Full name : Soumik Banerjee GitHub Profile Link : https://github.com/Soumiksb06 Email ID: [email protected] Approach: I will use langid library for faster language detection. And also I'll try and research about other libraries available and choose the best one.

Hi, Abhishek, I'm completely new to Open Source but have lots of experience in building DL and ML models for prediction and I've also worked with Speech detection, Emotion detection before. I feel that this project would be a suitable start for my Open Source journey. Please assign this one to me. I'm contributor of SWOC 2024. Already completed and merged one issue! Kindly assign this to me. Thank You!

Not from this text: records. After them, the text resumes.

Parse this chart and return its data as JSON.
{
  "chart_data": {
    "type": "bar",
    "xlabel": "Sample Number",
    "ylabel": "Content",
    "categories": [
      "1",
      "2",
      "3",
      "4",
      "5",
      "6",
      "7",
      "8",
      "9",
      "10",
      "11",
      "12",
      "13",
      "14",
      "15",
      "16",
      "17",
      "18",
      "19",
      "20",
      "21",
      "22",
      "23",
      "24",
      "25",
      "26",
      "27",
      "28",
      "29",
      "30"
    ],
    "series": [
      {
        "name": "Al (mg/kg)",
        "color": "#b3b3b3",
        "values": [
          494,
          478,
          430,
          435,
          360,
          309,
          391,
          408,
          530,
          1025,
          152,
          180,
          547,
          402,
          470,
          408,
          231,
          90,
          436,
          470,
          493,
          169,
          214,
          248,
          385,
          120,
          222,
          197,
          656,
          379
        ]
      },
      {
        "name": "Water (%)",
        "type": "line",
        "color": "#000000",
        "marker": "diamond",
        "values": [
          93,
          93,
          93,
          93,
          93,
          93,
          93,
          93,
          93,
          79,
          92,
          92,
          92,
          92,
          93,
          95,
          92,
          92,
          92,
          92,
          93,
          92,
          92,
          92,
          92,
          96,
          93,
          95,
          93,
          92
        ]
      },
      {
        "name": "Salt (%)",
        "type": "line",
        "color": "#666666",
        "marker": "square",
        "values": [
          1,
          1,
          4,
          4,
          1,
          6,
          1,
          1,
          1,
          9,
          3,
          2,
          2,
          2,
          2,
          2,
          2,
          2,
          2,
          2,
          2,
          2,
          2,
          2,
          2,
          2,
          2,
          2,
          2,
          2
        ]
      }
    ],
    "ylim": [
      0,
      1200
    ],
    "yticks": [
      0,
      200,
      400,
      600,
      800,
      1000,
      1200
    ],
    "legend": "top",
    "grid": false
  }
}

Soumiksb06 avatar Dec 29 '23 14:12 Soumiksb06

Let the program start officially. Issues will be assigned after that. Till then go through the repository as well as the README file.

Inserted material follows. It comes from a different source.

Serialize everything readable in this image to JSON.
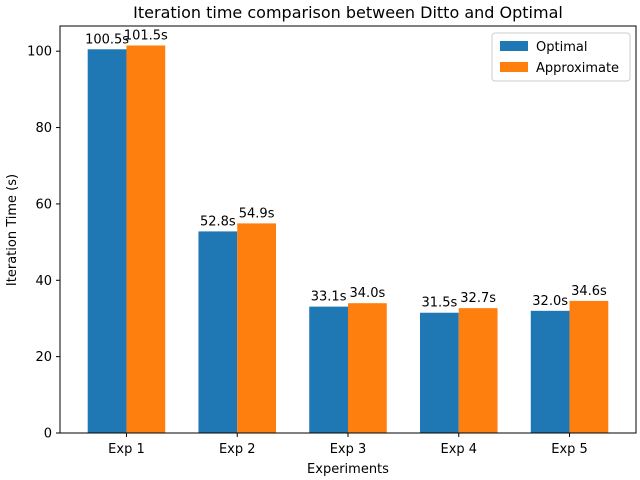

abhisheks008 avatar Dec 29 '23 16:12 abhisheks008

Full name : Aditya Kumar Singh GitHub Profile Link : https://github.com/Axikop Email ID :[email protected] Participant ID (if applicable): Approach for this Project :To create a robust deep learning model for this i will choose a suitable dataset from kaggle that is in multiple languages and then I will preprocess it to remove the noises , converting to lowercase and handling links etc. I will also tokenize it and applying padding that will make sure that the neural network will get consistent input length. Now for the model architecture i will be using a Recurrent Neural Network because they excel at capturing the sequential nature of language, understanding how words relate to each other in a sentence and preserving context. What is your participant role? Social Winter of code 2024

Axikop avatar Jan 03 '24 14:01 Axikop

Please assign me this issue @abhisheks008

Axikop avatar Jan 03 '24 14:01 Axikop

please reply @abhisheks008

Axikop avatar Jan 05 '24 16:01 Axikop

Use at least 2-3 deep learning models/methods for this project for developing the models and compare them based on the accuracy scores to find out the best fitted model. Issue assigned to you @Axikop

abhisheks008 avatar Jan 06 '24 03:01 abhisheks008

Full name : Yash Sachan GitHub Profile Link : https://github.com/YashSachan2 Email ID: [email protected] Approach: I will use the kaggle language detection dataset(https://www.kaggle.com/datasets/basilb2s/language-detection) having 17 languages and then peform data preprocessing using nltk library and then perform tokenization and vectorisation and then train it by fine tuning pre trained models is BERT,distillbert,pre trained models from huggingface like LLAma. What is your participant role? GSSoc'24 Please assign me this issue @abhisheks008

YashSachan2 avatar May 14 '24 22:05 YashSachan2

Hi @YashSachan2 nice to have you here again! You can start working in this issue. Assigned to you.

abhisheks008 avatar May 15 '24 04:05 abhisheks008